Spamcop's probably really good at blocking spam-in-progress from infected servers spewing illegal spam. (Though, the CBL isn't too shabby at that, either.) The problem is, Spamcop will block mail in a number of edge cases, like if an email service provider is tasked with serving mail on behalf of some e-commerce or travel site. If you want to ensure that you're always going to receive your follow up emails from the department store you ordered that purse from, or the hotel reservation from a booking site that outsources their confirmation email, choosing to outright block mail from servers listed on the SCBL may not be your best choice.

CBL: Block those exploits!

The Composite Blocking List (CBL) is a DNSBL that helps you block mail from exploited computers. That includes abused open proxy servers, as well as virus and trojan-infected spam spewers, the primary vector for most of the illegal spam people are receiving nowadays. By some counts, there are millions of these computers in the world, and besides spam, they’re also responsible for denial-of-service attacks, virus distribution, phishing, etc.

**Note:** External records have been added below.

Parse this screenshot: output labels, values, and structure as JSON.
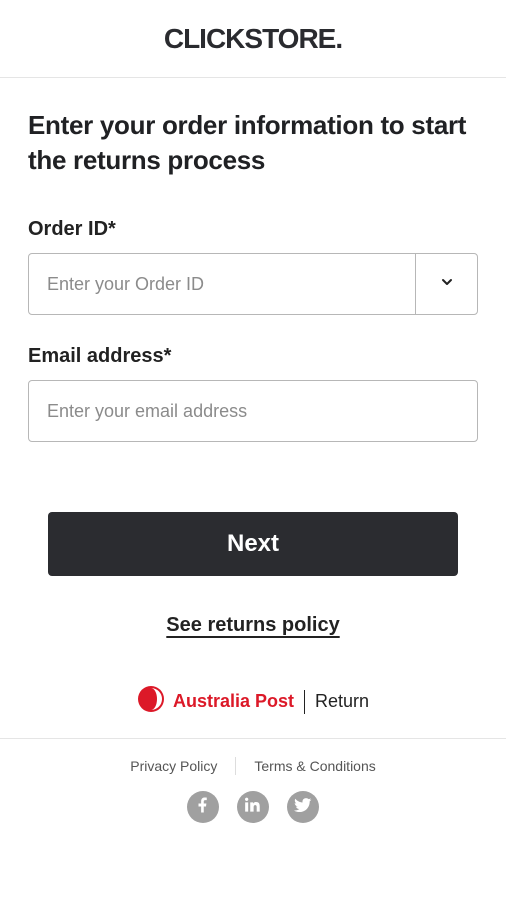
{
  "header": {
    "brand": "CLICKSTORE."
  },
  "form": {
    "title": "Enter your order information to start the returns process",
    "order_id": {
      "label": "Order ID*",
      "placeholder": "Enter your Order ID",
      "value": ""
    },
    "email": {
      "label": "Email address*",
      "placeholder": "Enter your email address",
      "value": ""
    }
  },
  "actions": {
    "next": "Next",
    "returns_policy": "See returns policy"
  },
  "branding": {
    "carrier": "Australia Post",
    "service": "Return"
  },
  "footer": {
    "privacy": "Privacy Policy",
    "terms": "Terms & Conditions"
  },
  "icons": {
    "chevron_down": "chevron-down-icon",
    "facebook": "facebook-icon",
    "linkedin": "linkedin-icon",
    "twitter": "twitter-icon",
    "auspost": "auspost-logo-icon"
  }
}
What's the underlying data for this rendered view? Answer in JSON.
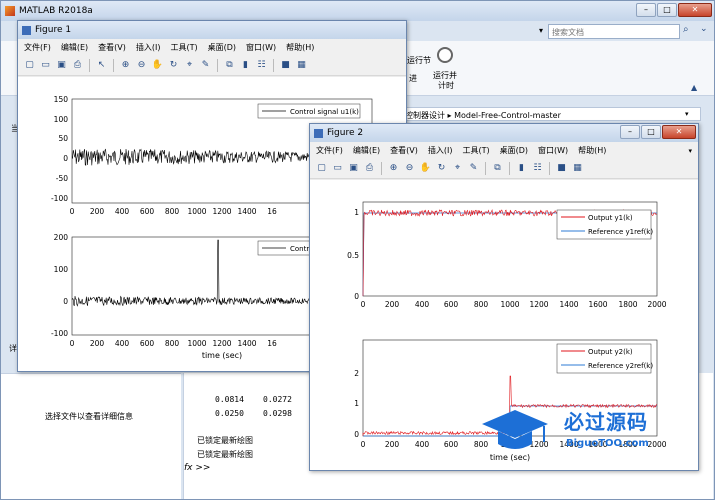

As the CBL website indicates, the data behind the listings is sourced from very large spamtrap-receiving domains and various email infrastructures. Their intent is to list only IP addresses that exhibit characteristics specific to open proxies, viruses, stealth spamware applications loaded on a computer without the user’s knowledge, etc. They don’t knowingly attempt to block any sort of legitimate mail. And I would characterize “legitimate” very broadly here – legitimate senders like most email service providers (and their clients) should rarely, if ever find their mail blocked by a CBL listing.

Though, on occasion, it does happen. CBL doesn’t ever list good senders intentionally. The problem is that some computers share IP addresses with others, behind a NAT (network address translation) device or firewall. Your legitimate mail could be going out to the internet over an IP address shared with an infected, spam-spewing Windows desktop. It’s fairly rare, but when it does happen, CBL makes it easy for you to address those kinds of issues, by allowing you to remove any entry from the list. This allows you to again send mail to the site that was rejecting it due to the listing. Keep in mind that if they again later see bad traffic coming from that IP, it could get listed again. That means it’s important to figure out what on your network is infected or spewing, and fix it.

I recommend use of the CBL (or one of the other lists that includes the CBL data) to filter or reject inbound mail. It helps to block some of the worst types of illegal spam out there, and the risk of blocking legitimate mail is very low.

The CBL listing data is integrated into the Spamhaus XBL (and is therefore also part of Spamhaus ZEN). If you use either of these Spamhaus DNSBLs to tag, filter or reject inbound mail, then there’s no need to utilize the CBL as well – you’re already doing so.